Actors, Let’s Talk About Crying on Stage

by Chris Peterson

Have you ever had a moment on stage where you wanted to cry and just… didn’t?

Not the polite kind of sadness. I mean the kind where everything lines up. The scene is there. The audience gets very quiet in that way that feels promising. You can almost feel the release coming. And then nothing happens. Your eyes stay dry. Your throat tightens. You keep talking.

If you’ve acted long enough, you’ve been there. And if you’ve been there, you know exactly what happens next. You start checking in with yourself mid-scene. You start thinking, Okay, but maybe on the next line… And suddenly, instead of being in the moment, you’re conducting a very tense internal performance review.

This is usually where actors decide crying is something they need to “figure out.”

They ask about it backstage. After rehearsal. In acting classes. Like there’s a technique they somehow skipped. How do you cry on stage? How do you make it happen? How do you make sure it shows up every night, preferably right on cue, preferably without looking fake, preferably in a way the audience can see from the back row?

I get why we fixate on it. Crying has become this weird shorthand for “good acting.” If there are tears, the scene must be working. If there aren’t, well… maybe it didn’t land. Maybe you didn’t land.

Here’s the mildly annoying truth: the more you want to cry on stage, the less likely it usually is to happen.

So instead of offering a guaranteed method for tears (sorry), here are three ideas I keep coming back to. They’re not tricks. They won’t make you cry on command. Which is kind of the point.

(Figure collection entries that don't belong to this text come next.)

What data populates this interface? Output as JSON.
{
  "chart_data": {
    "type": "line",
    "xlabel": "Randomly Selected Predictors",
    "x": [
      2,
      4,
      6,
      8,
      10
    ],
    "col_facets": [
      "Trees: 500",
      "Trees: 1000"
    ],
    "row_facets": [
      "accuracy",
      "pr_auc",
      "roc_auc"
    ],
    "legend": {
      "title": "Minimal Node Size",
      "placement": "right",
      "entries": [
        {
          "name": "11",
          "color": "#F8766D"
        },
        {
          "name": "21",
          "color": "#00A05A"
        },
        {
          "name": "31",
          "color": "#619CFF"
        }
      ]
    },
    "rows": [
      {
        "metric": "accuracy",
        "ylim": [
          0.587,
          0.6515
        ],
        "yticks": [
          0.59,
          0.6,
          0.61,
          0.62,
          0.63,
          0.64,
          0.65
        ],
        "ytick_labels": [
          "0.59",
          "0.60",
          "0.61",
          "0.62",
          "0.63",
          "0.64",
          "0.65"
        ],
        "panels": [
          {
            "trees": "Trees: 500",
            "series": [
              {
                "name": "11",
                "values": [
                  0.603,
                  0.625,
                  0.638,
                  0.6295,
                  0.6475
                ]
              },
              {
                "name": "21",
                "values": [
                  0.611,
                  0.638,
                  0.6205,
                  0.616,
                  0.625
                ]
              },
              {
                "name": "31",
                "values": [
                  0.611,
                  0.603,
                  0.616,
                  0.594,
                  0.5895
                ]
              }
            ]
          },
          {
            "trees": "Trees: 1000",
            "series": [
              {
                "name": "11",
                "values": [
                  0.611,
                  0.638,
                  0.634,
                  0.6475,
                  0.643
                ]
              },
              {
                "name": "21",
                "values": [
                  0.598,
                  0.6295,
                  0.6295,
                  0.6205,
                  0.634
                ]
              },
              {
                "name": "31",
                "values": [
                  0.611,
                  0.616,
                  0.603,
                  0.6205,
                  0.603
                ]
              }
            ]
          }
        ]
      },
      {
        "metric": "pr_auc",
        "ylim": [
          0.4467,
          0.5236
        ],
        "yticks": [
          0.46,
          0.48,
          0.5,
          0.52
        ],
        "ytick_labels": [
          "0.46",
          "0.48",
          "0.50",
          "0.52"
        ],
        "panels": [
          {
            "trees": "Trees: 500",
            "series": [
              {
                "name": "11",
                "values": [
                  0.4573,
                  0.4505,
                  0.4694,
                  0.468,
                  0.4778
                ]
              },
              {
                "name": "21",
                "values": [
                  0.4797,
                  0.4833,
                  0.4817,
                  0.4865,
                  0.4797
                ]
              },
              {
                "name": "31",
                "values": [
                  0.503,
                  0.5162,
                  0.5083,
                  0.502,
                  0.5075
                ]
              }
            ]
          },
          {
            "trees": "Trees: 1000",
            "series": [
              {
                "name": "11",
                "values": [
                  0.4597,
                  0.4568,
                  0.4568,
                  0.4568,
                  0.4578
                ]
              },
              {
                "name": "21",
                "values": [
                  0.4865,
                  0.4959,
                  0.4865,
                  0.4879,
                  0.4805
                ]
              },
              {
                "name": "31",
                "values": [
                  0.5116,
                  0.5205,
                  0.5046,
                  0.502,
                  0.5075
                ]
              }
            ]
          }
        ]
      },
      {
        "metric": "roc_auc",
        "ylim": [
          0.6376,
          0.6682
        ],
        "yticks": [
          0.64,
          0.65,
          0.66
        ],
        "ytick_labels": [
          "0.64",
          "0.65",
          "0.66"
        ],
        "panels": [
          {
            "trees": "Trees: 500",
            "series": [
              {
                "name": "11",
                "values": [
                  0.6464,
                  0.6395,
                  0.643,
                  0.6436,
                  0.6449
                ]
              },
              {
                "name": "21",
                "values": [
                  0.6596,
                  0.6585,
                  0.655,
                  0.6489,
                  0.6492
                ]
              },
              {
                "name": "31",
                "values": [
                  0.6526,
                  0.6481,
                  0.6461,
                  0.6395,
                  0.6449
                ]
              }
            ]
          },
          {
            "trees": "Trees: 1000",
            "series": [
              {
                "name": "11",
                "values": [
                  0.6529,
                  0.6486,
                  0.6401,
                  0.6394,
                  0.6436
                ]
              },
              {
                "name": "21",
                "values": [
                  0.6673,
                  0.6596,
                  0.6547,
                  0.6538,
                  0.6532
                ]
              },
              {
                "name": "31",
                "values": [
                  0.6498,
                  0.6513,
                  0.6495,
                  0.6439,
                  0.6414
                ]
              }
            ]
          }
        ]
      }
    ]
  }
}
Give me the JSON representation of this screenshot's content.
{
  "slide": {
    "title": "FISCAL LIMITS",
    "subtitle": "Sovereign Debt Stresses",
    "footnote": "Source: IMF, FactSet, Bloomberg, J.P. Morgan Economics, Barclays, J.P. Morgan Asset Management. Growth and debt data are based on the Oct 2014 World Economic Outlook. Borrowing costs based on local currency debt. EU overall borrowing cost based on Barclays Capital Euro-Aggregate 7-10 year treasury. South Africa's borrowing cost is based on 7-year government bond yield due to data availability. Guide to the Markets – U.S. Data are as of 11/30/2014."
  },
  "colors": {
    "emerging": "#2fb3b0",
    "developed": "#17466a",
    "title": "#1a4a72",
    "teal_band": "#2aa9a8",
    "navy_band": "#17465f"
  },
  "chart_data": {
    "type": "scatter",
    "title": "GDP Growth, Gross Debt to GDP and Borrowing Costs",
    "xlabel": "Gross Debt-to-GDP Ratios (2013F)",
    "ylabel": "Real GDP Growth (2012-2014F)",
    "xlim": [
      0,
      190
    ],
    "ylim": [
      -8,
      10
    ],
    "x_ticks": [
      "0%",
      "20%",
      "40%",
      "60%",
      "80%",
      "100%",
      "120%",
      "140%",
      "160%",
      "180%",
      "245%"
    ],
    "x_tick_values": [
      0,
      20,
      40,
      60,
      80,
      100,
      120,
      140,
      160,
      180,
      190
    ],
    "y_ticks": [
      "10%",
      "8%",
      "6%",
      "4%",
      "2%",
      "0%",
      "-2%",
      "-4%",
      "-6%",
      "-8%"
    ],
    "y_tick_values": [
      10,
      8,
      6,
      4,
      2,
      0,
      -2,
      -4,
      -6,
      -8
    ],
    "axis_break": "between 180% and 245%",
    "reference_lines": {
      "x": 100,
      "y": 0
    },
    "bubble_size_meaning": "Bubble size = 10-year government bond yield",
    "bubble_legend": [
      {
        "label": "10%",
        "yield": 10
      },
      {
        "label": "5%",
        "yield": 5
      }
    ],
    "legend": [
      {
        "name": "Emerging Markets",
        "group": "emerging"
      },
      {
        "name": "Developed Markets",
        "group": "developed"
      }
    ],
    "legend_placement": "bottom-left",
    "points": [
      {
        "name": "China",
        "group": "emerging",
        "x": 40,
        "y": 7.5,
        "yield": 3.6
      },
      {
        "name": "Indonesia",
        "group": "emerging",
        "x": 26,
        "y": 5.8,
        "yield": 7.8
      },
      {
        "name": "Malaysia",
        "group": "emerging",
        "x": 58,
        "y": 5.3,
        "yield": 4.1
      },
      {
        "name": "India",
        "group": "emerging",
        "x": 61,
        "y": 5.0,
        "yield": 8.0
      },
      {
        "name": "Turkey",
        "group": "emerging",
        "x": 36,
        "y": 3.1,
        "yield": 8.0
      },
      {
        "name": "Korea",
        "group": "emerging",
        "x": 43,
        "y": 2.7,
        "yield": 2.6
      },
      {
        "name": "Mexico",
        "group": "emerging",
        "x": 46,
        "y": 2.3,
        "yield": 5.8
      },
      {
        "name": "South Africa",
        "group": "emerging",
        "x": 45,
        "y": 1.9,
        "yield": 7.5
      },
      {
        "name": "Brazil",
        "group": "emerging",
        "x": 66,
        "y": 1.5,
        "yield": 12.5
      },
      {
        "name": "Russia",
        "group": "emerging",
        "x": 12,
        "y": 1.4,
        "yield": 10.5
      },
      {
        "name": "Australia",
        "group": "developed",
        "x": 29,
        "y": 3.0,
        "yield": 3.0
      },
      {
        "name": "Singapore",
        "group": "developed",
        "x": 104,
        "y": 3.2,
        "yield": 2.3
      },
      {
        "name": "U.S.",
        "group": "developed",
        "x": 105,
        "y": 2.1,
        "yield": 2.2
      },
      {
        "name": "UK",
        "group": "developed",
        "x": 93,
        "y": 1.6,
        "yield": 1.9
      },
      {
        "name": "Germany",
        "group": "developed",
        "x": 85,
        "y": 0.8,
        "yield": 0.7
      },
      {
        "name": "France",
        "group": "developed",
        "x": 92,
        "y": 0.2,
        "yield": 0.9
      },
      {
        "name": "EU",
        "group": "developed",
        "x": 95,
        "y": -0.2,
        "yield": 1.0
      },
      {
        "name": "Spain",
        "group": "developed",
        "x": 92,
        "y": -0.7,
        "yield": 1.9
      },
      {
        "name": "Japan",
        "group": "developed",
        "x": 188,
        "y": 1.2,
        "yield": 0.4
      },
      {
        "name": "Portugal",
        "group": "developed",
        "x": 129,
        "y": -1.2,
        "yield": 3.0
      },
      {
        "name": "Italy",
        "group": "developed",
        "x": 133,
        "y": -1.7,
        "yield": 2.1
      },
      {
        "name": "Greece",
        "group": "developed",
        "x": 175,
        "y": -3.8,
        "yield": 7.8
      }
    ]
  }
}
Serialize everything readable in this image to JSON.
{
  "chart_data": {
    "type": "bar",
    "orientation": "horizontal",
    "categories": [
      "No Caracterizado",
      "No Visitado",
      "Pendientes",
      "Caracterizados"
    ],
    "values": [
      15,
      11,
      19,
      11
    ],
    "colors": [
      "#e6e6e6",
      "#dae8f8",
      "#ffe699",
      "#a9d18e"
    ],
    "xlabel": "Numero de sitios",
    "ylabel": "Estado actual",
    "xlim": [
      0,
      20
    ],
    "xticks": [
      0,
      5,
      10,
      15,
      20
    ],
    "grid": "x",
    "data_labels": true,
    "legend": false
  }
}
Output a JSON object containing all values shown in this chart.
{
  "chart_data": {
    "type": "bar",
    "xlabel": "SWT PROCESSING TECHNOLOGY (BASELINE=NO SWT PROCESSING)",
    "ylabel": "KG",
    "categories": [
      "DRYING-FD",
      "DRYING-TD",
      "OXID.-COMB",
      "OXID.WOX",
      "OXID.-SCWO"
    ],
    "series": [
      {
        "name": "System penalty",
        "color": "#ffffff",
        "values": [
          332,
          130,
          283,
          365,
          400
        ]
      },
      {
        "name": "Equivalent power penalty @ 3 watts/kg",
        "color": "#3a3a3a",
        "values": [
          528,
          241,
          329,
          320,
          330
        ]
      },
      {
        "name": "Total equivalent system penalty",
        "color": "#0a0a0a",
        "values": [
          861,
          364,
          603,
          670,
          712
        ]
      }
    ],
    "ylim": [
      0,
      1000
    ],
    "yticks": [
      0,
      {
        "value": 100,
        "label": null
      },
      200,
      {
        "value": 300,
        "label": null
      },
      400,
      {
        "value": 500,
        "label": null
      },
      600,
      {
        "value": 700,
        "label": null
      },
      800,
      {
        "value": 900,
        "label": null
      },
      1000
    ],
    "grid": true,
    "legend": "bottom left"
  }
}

First: stop playing the cry and start playing the fight against it.

Most real crying doesn’t start with sobbing. It starts with someone trying very hard not to fall apart. Jaw clenched. Breath held. Eyes refusing to blink. The second you decide, “This is where I cry,” you’ve turned the moment into a result instead of an experience. But if you play the effort to stay composed, your body sometimes does the rest without asking permission.

Second: put your attention on the other person, not on yourself.

Nothing shuts emotion down faster than checking for it. Listening, on the other hand, tends to invite it in. Actually listening. Letting a line land differently than it did yesterday. Letting yourself be surprised. You cannot surprise yourself if you’re busy watching yourself perform.

And third: stop deciding what the scene is supposed to look like.

This is where actors get stubborn. “This is the cry scene.” “This is where the audience needs to see me break.” And once you lock that image in your head, you start chasing it instead of living in it. Some nights the truth of the scene is tears. Some nights it’s anger. Or a stillness that’s honestly more unsettling than sobbing ever could be.

I’ve directed scenes that got stronger once we stopped insisting they end in tears. I’ve performed scenes where the emotion finally showed up the night I stopped asking it to.

Crying isn’t the goal. Connection is.

If you’re connected to the other actor, to the stakes, to what you’re losing in that moment, your body will respond in whatever way is honest that night. Sometimes that includes tears. Sometimes it doesn’t. Both are valid, despite what your inner critic might say.

So if you’re chasing tears, maybe try backing off. Stop checking. Stop forcing. Do the work and trust the moment.

Your job isn’t to cry. Your job is to tell the truth. And honestly? The audience can tell the difference.